North Platte River, 1945
-- The Supreme Court ruled that Wyoming could irrigate up to 168,000 acres. Natural flow split at the state line 25% to Wyoming and 75% to Nebraska.
Laramie River, 1911, 1922
-- Allows Colorado to divert up to 39,750 acre feet per year.
Teton Creek and South Leigh Creek ("Roxanna" Decree), 1941
-- When the flow naturally available at the state line in either stream declines below specified thresholds, it is split between Wyoming and Idaho apportionment diversions.
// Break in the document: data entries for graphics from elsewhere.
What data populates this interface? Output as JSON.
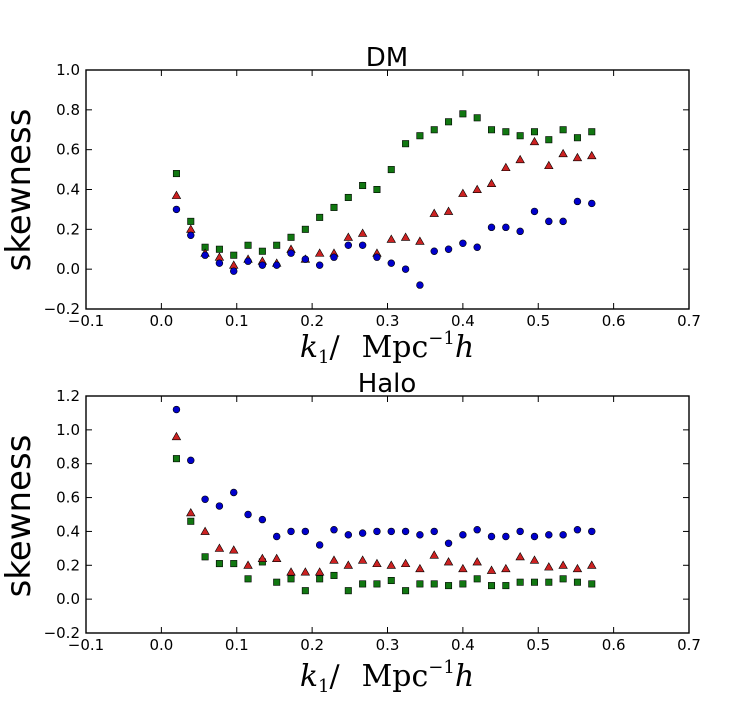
{
  "colors": {
    "series_1": "#0000cc",
    "series_2": "#cc2222",
    "series_3": "#117711"
  },
  "chart_data": [
    {
      "type": "scatter",
      "title": "DM",
      "xlabel": {
        "var": "k",
        "sub": "1",
        "sep": "/",
        "unit": "Mpc",
        "exp": "−1",
        "h": "h"
      },
      "ylabel": "skewness",
      "xlim": [
        -0.1,
        0.7
      ],
      "ylim": [
        -0.2,
        1.0
      ],
      "xticks": [
        -0.1,
        0.0,
        0.1,
        0.2,
        0.3,
        0.4,
        0.5,
        0.6,
        0.7
      ],
      "xtick_labels": [
        "−0.1",
        "0.0",
        "0.1",
        "0.2",
        "0.3",
        "0.4",
        "0.5",
        "0.6",
        "0.7"
      ],
      "yticks": [
        -0.2,
        0.0,
        0.2,
        0.4,
        0.6,
        0.8,
        1.0
      ],
      "ytick_labels": [
        "−0.2",
        "0.0",
        "0.2",
        "0.4",
        "0.6",
        "0.8",
        "1.0"
      ],
      "x": [
        0.02,
        0.039,
        0.058,
        0.077,
        0.096,
        0.115,
        0.134,
        0.153,
        0.172,
        0.191,
        0.21,
        0.229,
        0.248,
        0.267,
        0.286,
        0.305,
        0.324,
        0.343,
        0.362,
        0.381,
        0.4,
        0.419,
        0.438,
        0.457,
        0.476,
        0.495,
        0.514,
        0.533,
        0.552,
        0.571
      ],
      "series": [
        {
          "name": "circles",
          "marker": "circle",
          "values": [
            0.3,
            0.17,
            0.07,
            0.03,
            -0.01,
            0.04,
            0.02,
            0.02,
            0.08,
            0.05,
            0.02,
            0.06,
            0.12,
            0.12,
            0.06,
            0.03,
            0.0,
            -0.08,
            0.09,
            0.1,
            0.13,
            0.11,
            0.21,
            0.21,
            0.19,
            0.29,
            0.24,
            0.24,
            0.34,
            0.33
          ]
        },
        {
          "name": "triangles",
          "marker": "triangle",
          "values": [
            0.37,
            0.2,
            0.08,
            0.06,
            0.02,
            0.05,
            0.04,
            0.03,
            0.1,
            0.05,
            0.08,
            0.08,
            0.16,
            0.18,
            0.08,
            0.15,
            0.16,
            0.14,
            0.28,
            0.29,
            0.38,
            0.4,
            0.43,
            0.51,
            0.55,
            0.64,
            0.52,
            0.58,
            0.56,
            0.57
          ]
        },
        {
          "name": "squares",
          "marker": "square",
          "values": [
            0.48,
            0.24,
            0.11,
            0.1,
            0.07,
            0.12,
            0.09,
            0.12,
            0.16,
            0.2,
            0.26,
            0.31,
            0.36,
            0.42,
            0.4,
            0.5,
            0.63,
            0.67,
            0.7,
            0.74,
            0.78,
            0.76,
            0.7,
            0.69,
            0.67,
            0.69,
            0.65,
            0.7,
            0.66,
            0.69
          ]
        }
      ]
    },
    {
      "type": "scatter",
      "title": "Halo",
      "xlabel": {
        "var": "k",
        "sub": "1",
        "sep": "/",
        "unit": "Mpc",
        "exp": "−1",
        "h": "h"
      },
      "ylabel": "skewness",
      "xlim": [
        -0.1,
        0.7
      ],
      "ylim": [
        -0.2,
        1.2
      ],
      "xticks": [
        -0.1,
        0.0,
        0.1,
        0.2,
        0.3,
        0.4,
        0.5,
        0.6,
        0.7
      ],
      "xtick_labels": [
        "−0.1",
        "0.0",
        "0.1",
        "0.2",
        "0.3",
        "0.4",
        "0.5",
        "0.6",
        "0.7"
      ],
      "yticks": [
        -0.2,
        0.0,
        0.2,
        0.4,
        0.6,
        0.8,
        1.0,
        1.2
      ],
      "ytick_labels": [
        "−0.2",
        "0.0",
        "0.2",
        "0.4",
        "0.6",
        "0.8",
        "1.0",
        "1.2"
      ],
      "x": [
        0.02,
        0.039,
        0.058,
        0.077,
        0.096,
        0.115,
        0.134,
        0.153,
        0.172,
        0.191,
        0.21,
        0.229,
        0.248,
        0.267,
        0.286,
        0.305,
        0.324,
        0.343,
        0.362,
        0.381,
        0.4,
        0.419,
        0.438,
        0.457,
        0.476,
        0.495,
        0.514,
        0.533,
        0.552,
        0.571
      ],
      "series": [
        {
          "name": "circles",
          "marker": "circle",
          "values": [
            1.12,
            0.82,
            0.59,
            0.55,
            0.63,
            0.5,
            0.47,
            0.37,
            0.4,
            0.4,
            0.32,
            0.41,
            0.38,
            0.39,
            0.4,
            0.4,
            0.4,
            0.38,
            0.4,
            0.33,
            0.38,
            0.41,
            0.37,
            0.37,
            0.4,
            0.37,
            0.38,
            0.38,
            0.41,
            0.4
          ]
        },
        {
          "name": "triangles",
          "marker": "triangle",
          "values": [
            0.96,
            0.51,
            0.4,
            0.3,
            0.29,
            0.2,
            0.24,
            0.24,
            0.16,
            0.16,
            0.16,
            0.23,
            0.2,
            0.23,
            0.21,
            0.2,
            0.21,
            0.18,
            0.26,
            0.22,
            0.18,
            0.22,
            0.17,
            0.18,
            0.25,
            0.23,
            0.19,
            0.2,
            0.18,
            0.2
          ]
        },
        {
          "name": "squares",
          "marker": "square",
          "values": [
            0.83,
            0.46,
            0.25,
            0.21,
            0.21,
            0.12,
            0.22,
            0.1,
            0.12,
            0.05,
            0.12,
            0.14,
            0.05,
            0.09,
            0.09,
            0.11,
            0.05,
            0.09,
            0.09,
            0.08,
            0.09,
            0.12,
            0.08,
            0.08,
            0.1,
            0.1,
            0.1,
            0.12,
            0.1,
            0.09
          ]
        }
      ]
    }
  ]
}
Colorado River Compact, 1922
-- Divides the basin at Lee Ferry, AZ. Provides that the upper basin states may use 7.5 million acre feet annually.
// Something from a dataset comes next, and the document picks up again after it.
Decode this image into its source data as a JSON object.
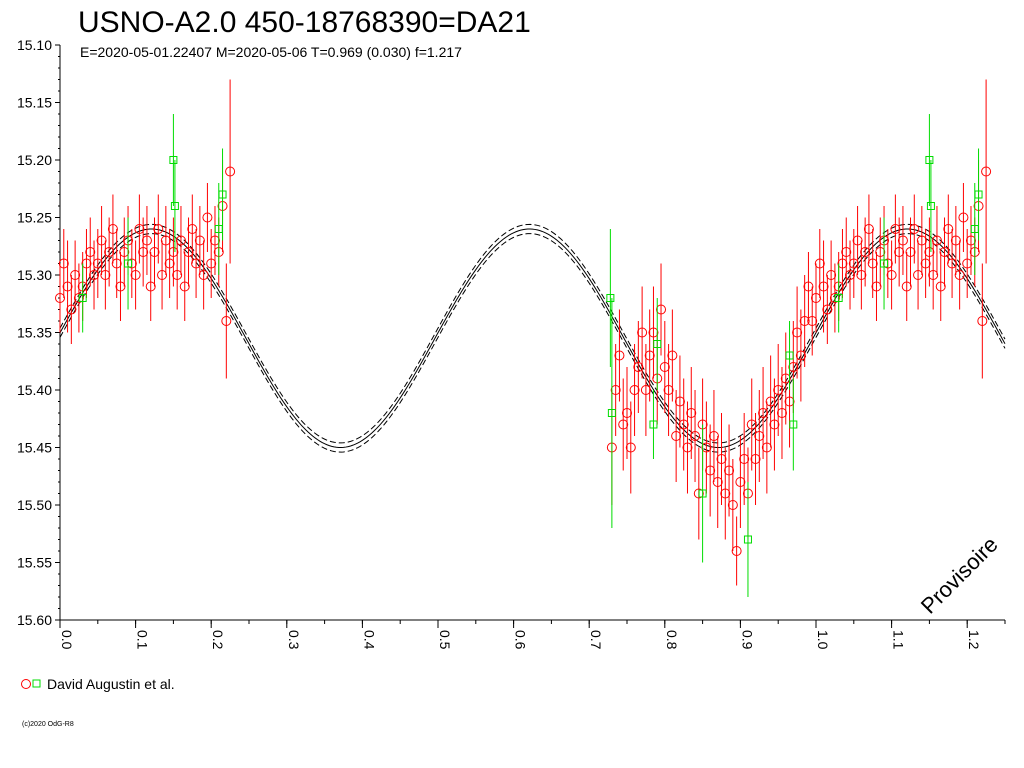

Upper Colorado River, 1948
-- Apportions 14% of the water allocated in the Colorado River Compact to Wyoming.
Amended Bear River, 1978
-- Provides for administration of flows and storage between Utah, Idaho, and Wyoming.
Belle Fourche River, 1943
-- Allocates new uses after 1943, 10% to Wyoming and 90% to South Dakota.
Snake River, 1949
-- Wyoming may divert 4% of the ID-WY stateline flow for post-1949 uses.
Upper Niobrara River, 1962
-- Restrictions on storage in larger (over 500 acre feet) facilities.
Yellowstone River Compact, 1950
-- Allocates the flows of the Powder, Tongue, Bighorn and Clarks Fork Rivers between Montana and Wyoming.